The number of vacant positions increased to 9.61 million on the last business day of August from an upwardly revised 8.92 million at the end of July, the Labor Department’s Job Openings and Labor Turnover Survey, or JOLTS, showed Tuesday.
Economists had been expecting openings to decline to 8.75 million from the preliminary July estimate of 8.83 million. The July figure was revised up to 8.92 million, indicating that there was even more demand for workers than thought.
The figure released Tuesday exceeded even the most bullish estimates for openings, indicating that demand for labor is much stronger than anticipated.
This is the first monthly increase in openings following three months of declines.
Job openings are considered a key measure of demand for U.S. workers. Rising openings can push wages up, particularly when unemployment is low. The government will release the unemployment rate for August on Friday.
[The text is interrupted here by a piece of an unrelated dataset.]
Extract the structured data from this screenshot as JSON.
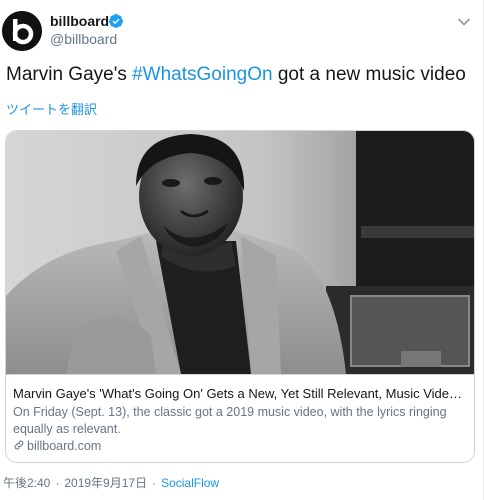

Economists are expecting the rate to tick down to 3.7 percent from 3.8 percent in July.
The Federal Reserve has been trying to cool down the labor market by raising interest rates, worried that excess demand for workers would create inflationary pressures in the economy. The latest figures suggest that interest rates might not be as restrictive as Fed officials had thought after the central bank rapidly hiked its benchmark from near zero to a range of 5.25 to 5.5 percent over the course of the past year and half.
The surprise rise in openings will put pressure on Fed officials to raise rates again when they meeting at the end of the month. Recently, Fed officials have been indicating that they are open to another hike if the economic data indicates that the economy is not evolving along a path that would push inflation back down to the Fed’s two percent target.